More Than a Soup Kitchen: Addressing Systemic Poverty on Thanksgiving and all Year
Last week, Avodah’s Board of Directors visited Neighbors Together, which serves between 300 and 400 meals per day at its Community Cafe to residents of Ocean Hill, Brownsville, and Bedford-Stuyvestant, Brooklyn, three of the lowest-income areas in New York City. However, Neighbors Together isn’t just focused on providing immediate hunger relief, but on eliminating the need for emergency relief programs altogether. Through a three-prong approach of direct emergency food service, an Empowerment Program that provides connections to vital health and social services and a Community Action Program that organizes members for fair and just laws and policies across New York City, Neighbors Together is tackling the root causes and effects of poverty. This mission and its success in fighting poverty is why Avodah has placed Jewish Service Corps Members at Neighbors Together for the last 16 years.
After meeting with the leadership team of Neighbors Together, including Executive Director Denny Marsh (Avodah NYC ‘03-04), Director of Organizing and Policy Amy Blumsack (Avodah NYC ‘02-’03) and current Avodah Corps Member Hannah Cohen, the Avodah Board went on a walking tour of the surrounding neighborhood with Avodah placement supervisor and Neighbor Together’s Director of Programs & HR Nathalie Smythe.

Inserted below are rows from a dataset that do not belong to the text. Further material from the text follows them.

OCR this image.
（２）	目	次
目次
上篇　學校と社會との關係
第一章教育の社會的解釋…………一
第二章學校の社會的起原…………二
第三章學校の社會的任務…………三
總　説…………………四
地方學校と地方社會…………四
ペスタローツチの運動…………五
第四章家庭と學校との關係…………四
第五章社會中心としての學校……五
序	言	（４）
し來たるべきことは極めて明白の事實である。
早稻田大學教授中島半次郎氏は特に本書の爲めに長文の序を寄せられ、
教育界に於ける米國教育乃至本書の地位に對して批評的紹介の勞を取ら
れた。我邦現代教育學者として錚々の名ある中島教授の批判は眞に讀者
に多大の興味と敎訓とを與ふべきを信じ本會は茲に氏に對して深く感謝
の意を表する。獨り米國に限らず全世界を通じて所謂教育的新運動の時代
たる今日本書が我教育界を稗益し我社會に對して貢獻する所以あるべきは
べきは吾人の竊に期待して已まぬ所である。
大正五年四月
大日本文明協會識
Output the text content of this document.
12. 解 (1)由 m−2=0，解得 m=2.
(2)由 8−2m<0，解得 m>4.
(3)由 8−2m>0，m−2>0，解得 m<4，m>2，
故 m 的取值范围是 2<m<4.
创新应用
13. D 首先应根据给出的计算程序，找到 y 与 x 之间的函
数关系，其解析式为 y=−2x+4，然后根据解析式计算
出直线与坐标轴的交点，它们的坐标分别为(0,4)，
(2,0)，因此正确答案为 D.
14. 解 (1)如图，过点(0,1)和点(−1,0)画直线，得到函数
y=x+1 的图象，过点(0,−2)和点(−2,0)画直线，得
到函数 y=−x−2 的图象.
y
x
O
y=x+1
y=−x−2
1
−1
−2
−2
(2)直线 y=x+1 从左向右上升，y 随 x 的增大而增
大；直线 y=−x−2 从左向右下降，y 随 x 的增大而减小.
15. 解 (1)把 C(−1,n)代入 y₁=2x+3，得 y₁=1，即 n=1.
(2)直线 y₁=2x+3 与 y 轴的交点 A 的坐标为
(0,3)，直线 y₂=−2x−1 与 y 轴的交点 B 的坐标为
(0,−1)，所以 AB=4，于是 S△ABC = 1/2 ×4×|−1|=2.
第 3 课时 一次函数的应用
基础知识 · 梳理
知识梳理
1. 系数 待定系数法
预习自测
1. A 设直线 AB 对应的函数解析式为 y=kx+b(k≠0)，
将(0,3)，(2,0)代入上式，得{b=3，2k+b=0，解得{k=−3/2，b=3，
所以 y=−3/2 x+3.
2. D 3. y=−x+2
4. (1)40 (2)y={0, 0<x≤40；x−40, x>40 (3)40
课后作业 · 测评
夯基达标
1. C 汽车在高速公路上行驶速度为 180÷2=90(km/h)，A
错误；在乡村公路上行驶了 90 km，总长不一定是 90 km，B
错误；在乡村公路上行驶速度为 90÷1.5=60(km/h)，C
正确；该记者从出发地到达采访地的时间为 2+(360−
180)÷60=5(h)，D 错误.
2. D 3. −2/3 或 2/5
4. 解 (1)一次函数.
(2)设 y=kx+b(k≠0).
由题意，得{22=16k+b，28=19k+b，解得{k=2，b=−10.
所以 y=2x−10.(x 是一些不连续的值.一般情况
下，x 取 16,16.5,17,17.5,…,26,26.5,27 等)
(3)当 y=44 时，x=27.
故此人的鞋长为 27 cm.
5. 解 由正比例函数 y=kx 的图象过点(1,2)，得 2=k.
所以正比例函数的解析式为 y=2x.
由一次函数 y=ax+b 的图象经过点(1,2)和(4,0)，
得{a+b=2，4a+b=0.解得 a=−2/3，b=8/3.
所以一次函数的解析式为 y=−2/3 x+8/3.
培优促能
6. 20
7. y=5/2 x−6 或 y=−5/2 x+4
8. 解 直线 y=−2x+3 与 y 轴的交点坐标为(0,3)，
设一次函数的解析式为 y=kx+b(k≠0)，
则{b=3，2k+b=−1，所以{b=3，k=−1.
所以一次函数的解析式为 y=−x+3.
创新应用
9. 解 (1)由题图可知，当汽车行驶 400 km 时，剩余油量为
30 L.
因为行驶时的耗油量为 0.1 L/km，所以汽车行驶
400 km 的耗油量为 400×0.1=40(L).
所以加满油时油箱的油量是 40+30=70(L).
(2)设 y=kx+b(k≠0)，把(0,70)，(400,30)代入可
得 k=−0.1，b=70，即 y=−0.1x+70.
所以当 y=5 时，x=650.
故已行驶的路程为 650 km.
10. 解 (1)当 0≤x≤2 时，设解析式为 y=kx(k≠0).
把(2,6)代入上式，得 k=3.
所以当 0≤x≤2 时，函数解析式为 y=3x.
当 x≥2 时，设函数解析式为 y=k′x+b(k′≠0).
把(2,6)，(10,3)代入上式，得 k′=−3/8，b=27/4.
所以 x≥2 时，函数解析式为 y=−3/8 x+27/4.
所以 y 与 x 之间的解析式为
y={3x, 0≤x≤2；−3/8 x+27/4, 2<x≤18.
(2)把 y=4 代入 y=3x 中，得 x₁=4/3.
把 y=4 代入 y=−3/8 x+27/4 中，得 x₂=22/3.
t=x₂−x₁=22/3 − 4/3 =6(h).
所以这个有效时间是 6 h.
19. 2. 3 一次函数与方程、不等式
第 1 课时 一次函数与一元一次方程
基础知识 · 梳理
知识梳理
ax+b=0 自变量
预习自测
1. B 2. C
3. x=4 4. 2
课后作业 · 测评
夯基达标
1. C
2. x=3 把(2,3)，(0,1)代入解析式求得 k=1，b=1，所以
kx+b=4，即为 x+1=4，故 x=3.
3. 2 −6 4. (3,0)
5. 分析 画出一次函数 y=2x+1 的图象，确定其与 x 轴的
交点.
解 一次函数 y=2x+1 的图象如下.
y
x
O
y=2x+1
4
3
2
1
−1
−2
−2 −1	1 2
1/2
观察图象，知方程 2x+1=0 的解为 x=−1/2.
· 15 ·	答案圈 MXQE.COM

It was along the walking tour that our Board had the chance to learn about the neighborhood’s history and the systemic ways in which the residents of the area have been pushed further into poverty. One of the biggest takeaways from the day included the fact that less than a decade ago, the blocks surrounding the soup kitchen were defined as “Million Dollar Blocks,” a nickname for the amount the City of New York spent on incarcerations of the local residents. Our Board also learned of the three-quarter housing system, which while intended to help lift people out of poverty, is often the same system that hurts vulnerable individuals due to lack of governmental oversight within the leadership of such programs. As Neighbors Together works every day to provide emergency food assistance, it also bands together with local coalitions to demand tougher tenant protections and rights to help end the cycle of poverty. In fact, Neighbors Together took to the streets just last week with homelessness coalitions from across New York State to put the spotlight on New York’s housing crisis.